100.000.000.000.000 de marks ou quelque chose comme ça...



Que peut donc bien raconter ton histoire d'Allemagne pour l'année 1923 et comment l'as-tu intitulée ?, demande Lucien l'âne un peu impatient de connaître la suite de la grande aventure germanique, distillée en petits épisodes didactiques par Marco Valdo M.I.


Commençons par le titre, car il est tout simple et donne une idée de ce que raconte la chanson du jour. Elle s'intitule : « Les Beaux Billets » et elle commence par une partie de Monopoly, jouée par des enfants de notre temps, je veux dire des années 2000 et au-delà. Je te rappelle que ce jeu a été créé par un chômeur étazunien en 1934 et qu'il a connu de nombreuses versions. Par parenthèse, pour la France, il aurait dû y avoir une version où l'endroit le plus prisé, la case la plus recherchée devait être le joli village de Montcuq, qui bien évidemment doit se prononcer à la manière de Zazie : « Mon cul ! », ce qui explique son succès auprès d'un public très étendu... Mais les éditeurs, des « proutmachères » un peu coincés ont refusé cette version, réclamée au terme d'un référendum par le public des passionnés.


Ils devraient aussi prévoir une case à Poil, où devrait se trouver le monument à l'inventeur de la démocratie, le très célèbrement méconnu Hégésippe Simon et une autre à Condom, charmante commune sur la Baise (Je te jure que je n'invente pas...). Cela dit, on n'est pas là pour parler de Montcuq, dit Lucien l'âne, mais de la chanson « Les Beaux Billets ».

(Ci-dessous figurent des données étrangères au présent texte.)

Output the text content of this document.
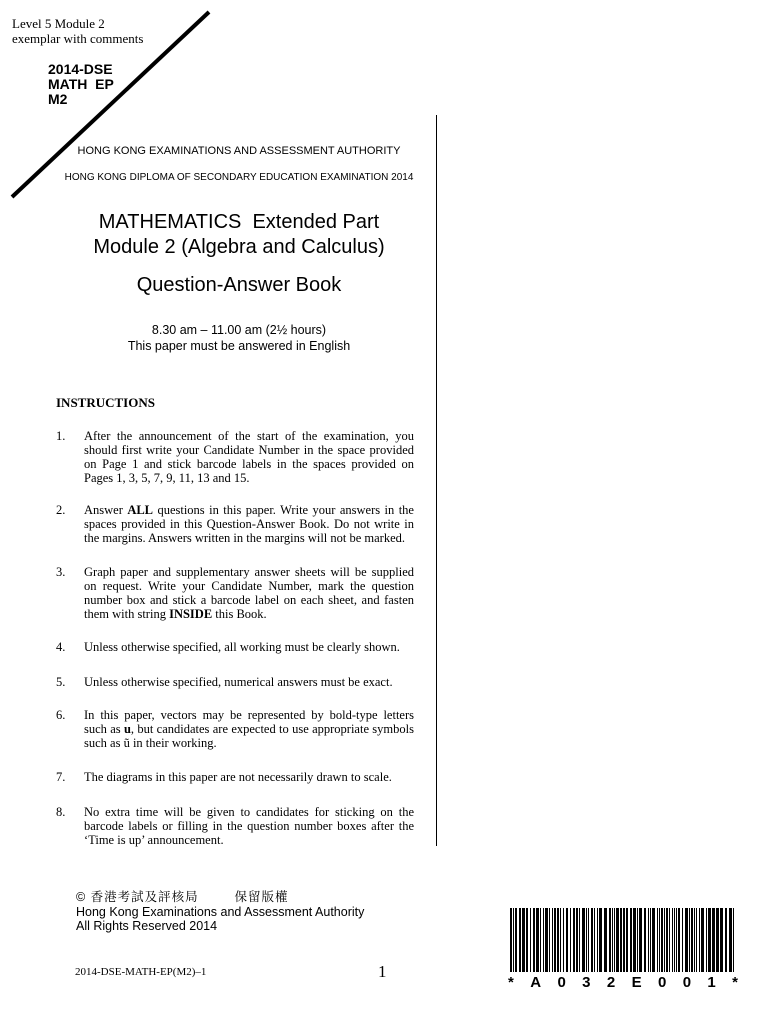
Level 5 Module 2
exemplar with comments
2014-DSE
MATH  EP
M2
HONG KONG EXAMINATIONS AND ASSESSMENT AUTHORITY
HONG KONG DIPLOMA OF SECONDARY EDUCATION EXAMINATION 2014
MATHEMATICS  Extended Part
Module 2 (Algebra and Calculus)
Question-Answer Book
8.30 am – 11.00 am (2½ hours)
This paper must be answered in English
INSTRUCTIONS
1. After the announcement of the start of the examination, you should first write your Candidate Number in the space provided on Page 1 and stick barcode labels in the spaces provided on Pages 1, 3, 5, 7, 9, 11, 13 and 15.
2. Answer ALL questions in this paper. Write your answers in the spaces provided in this Question-Answer Book. Do not write in the margins. Answers written in the margins will not be marked.
3. Graph paper and supplementary answer sheets will be supplied on request. Write your Candidate Number, mark the question number box and stick a barcode label on each sheet, and fasten them with string INSIDE this Book.
4. Unless otherwise specified, all working must be clearly shown.
5. Unless otherwise specified, numerical answers must be exact.
6. In this paper, vectors may be represented by bold-type letters such as u, but candidates are expected to use appropriate symbols such as ũ in their working.
7. The diagrams in this paper are not necessarily drawn to scale.
8. No extra time will be given to candidates for sticking on the barcode labels or filling in the question number boxes after the ‘Time is up’ announcement.
© 香港考試及評核局        保留版權
Hong Kong Examinations and Assessment Authority
All Rights Reserved 2014
2014-DSE-MATH-EP(M2)–1	1
* A 0 3 2 E 0 0 1 *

Alors, dit Marco Valdo M.I., pour en revenir à la chanson, dans cette partie de monopoly, jouée par les enfants, des Allemands de maintenant, on utilise des billets anciens, retrouvés dans les greniers ou dans les affaires des grands-parents ou des parents. Il y a des billets de diverses époques du siècle dernier et spécialement ceux de 1923. 1923, vois-tu Lucien l'âne, en Allemagne, c'est l'année de l'hyper-inflation. Une année terrible ! Elle va provoquer des bouleversements formidables, permettre des fortunes aussi soudaines qu'hasardeuses, des ruines et des misères effroyables. Pour avoir une idée de cette inflation, regarde l'évolution du prix du pain en marks : 1921 : 3,9; 1922 (fin) : 163; 1923 – en janvier : 250, en mars : 463; en juin : 1428; en septembre : 1.512.000 et en décembre : 399.000.000.000. Trois cent nonante-neuf milliards de marks pour un pain...

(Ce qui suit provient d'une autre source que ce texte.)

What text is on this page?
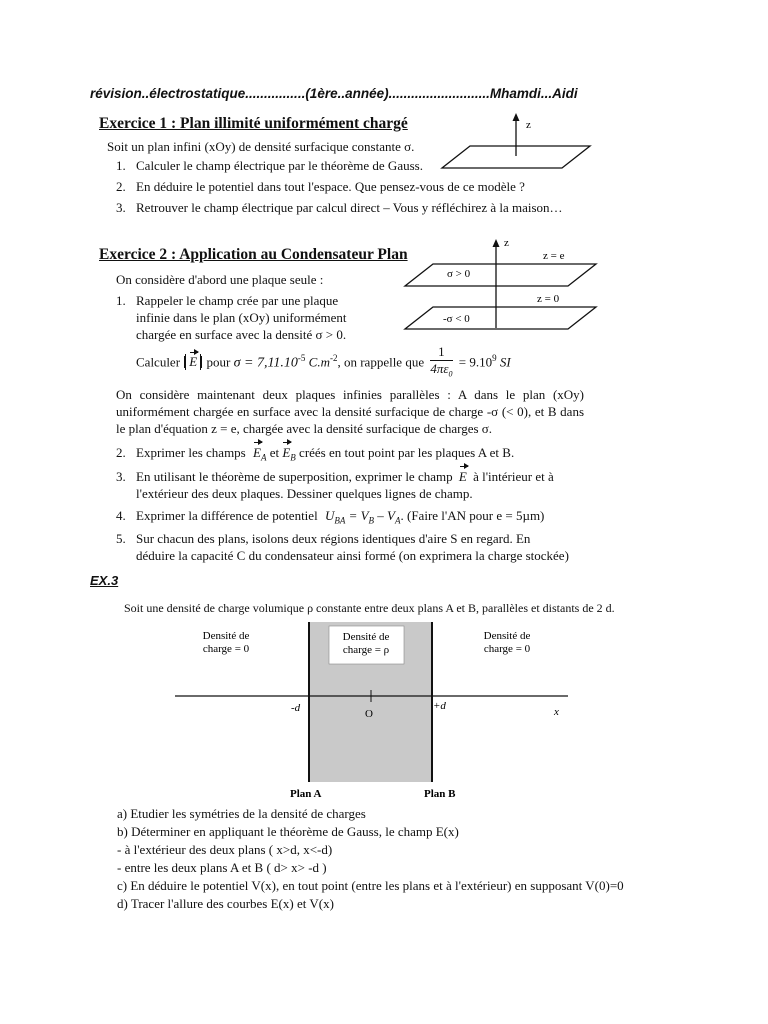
révision..électrostatique................(1ère..année)...........................Mhamdi...Aidi
Exercice 1 : Plan illimité uniformément chargé
Soit un plan infini (xOy) de densité surfacique constante σ.
1. Calculer le champ électrique par le théorème de Gauss.
2. En déduire le potentiel dans tout l'espace. Que pensez-vous de ce modèle ?
3. Retrouver le champ électrique par calcul direct – Vous y réfléchirez à la maison…
z
Exercice 2 : Application au Condensateur Plan
On considère d'abord une plaque seule :
1. Rappeler le champ crée par une plaque
infinie dans le plan (xOy) uniformément
chargée en surface avec la densité σ > 0.
Calculer E pour $\sigma = 7,11.10^{-5}$ $C.m^{-2}$, on rappelle que $\frac{1}{4\pi\varepsilon_0} = 9.10^9$ SI
z
σ > 0
z = e
-σ < 0
z = 0
On considère maintenant deux plaques infinies parallèles : A dans le plan (xOy) uniformément chargée en surface avec la densité surfacique de charge -σ (< 0), et B dans le plan d'équation z = e, chargée avec la densité surfacique de charges σ.
2. Exprimer les champs $E_A$ et $E_B$ créés en tout point par les plaques A et B.
3. En utilisant le théorème de superposition, exprimer le champ E à l'intérieur et à
l'extérieur des deux plaques. Dessiner quelques lignes de champ.
4. Exprimer la différence de potentiel $U_{BA} = V_B - V_A$. (Faire l'AN pour e = 5µm)
5. Sur chacun des plans, isolons deux régions identiques d'aire S en regard. En
déduire la capacité C du condensateur ainsi formé (on exprimera la charge stockée)
EX.3
Soit une densité de charge volumique ρ constante entre deux plans A et B, parallèles et distants de 2 d.
Densité de
charge = ρ
Densité de
charge = 0
Densité de
charge = 0
-d	O
+d	x
Plan A	Plan B
a) Etudier les symétries de la densité de charges
b) Déterminer en appliquant le théorème de Gauss, le champ E(x)
- à l'extérieur des deux plans ( x>d, x<-d)
- entre les deux plans A et B ( d> x> -d )
c) En déduire le potentiel V(x), en tout point (entre les plans et à l'extérieur) en supposant V(0)=0
d) Tracer l'allure des courbes E(x) et V(x)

C'est impressionnant, dit Lucien l'âne, mais comment cela se passe-t-il ?


Tout simplement comme tu le vois, les prix montent à une vitesse insensée, d'une semaine à l'autre, d'un jour à l'autre. C'est évidemment une situation qui met à mal ceux qui ont des revenus fixes ou à périodicité régulière – au mois par exemple... et spécialement, ceux qui sont payés en argent, en monnaie... Le salaire peut même augmenter chaque mois... Quel sens cela peut-il encore avoir, si les prix augmentent tous les jours; les intérêts sur les prêts également et qu'ils arrivent à des niveaux astronomiques... On parle de 4 à 5000 % par an. On veut bien avoir des dettes en marks, mais on s'empresse de garder les choses réelles … Et pour les détails, je te renvoie à la chanson... En tous cas, c'est une année qui a marqué les Allemands et qui pèse peut-être encore sur leur façon de voir les choses. Les beaux billets... Forcément : ils sont remplis de zéros et on a dû les faire de plus en plus grands... Par la suite, il y aura d'autres billets et notamment ceux de la République Démocratique Allemande – ce sont ceux avec le compas et les épis et puis, les deutschemarks de la République Fédérale, puis ceux de l'Allemagne réunie, puis enfin, il y a eu l'euro... Ce sont chaque fois des billets différents, des dessins différents, des couleurs différentes. Tout cela attise la curiosité des enfants.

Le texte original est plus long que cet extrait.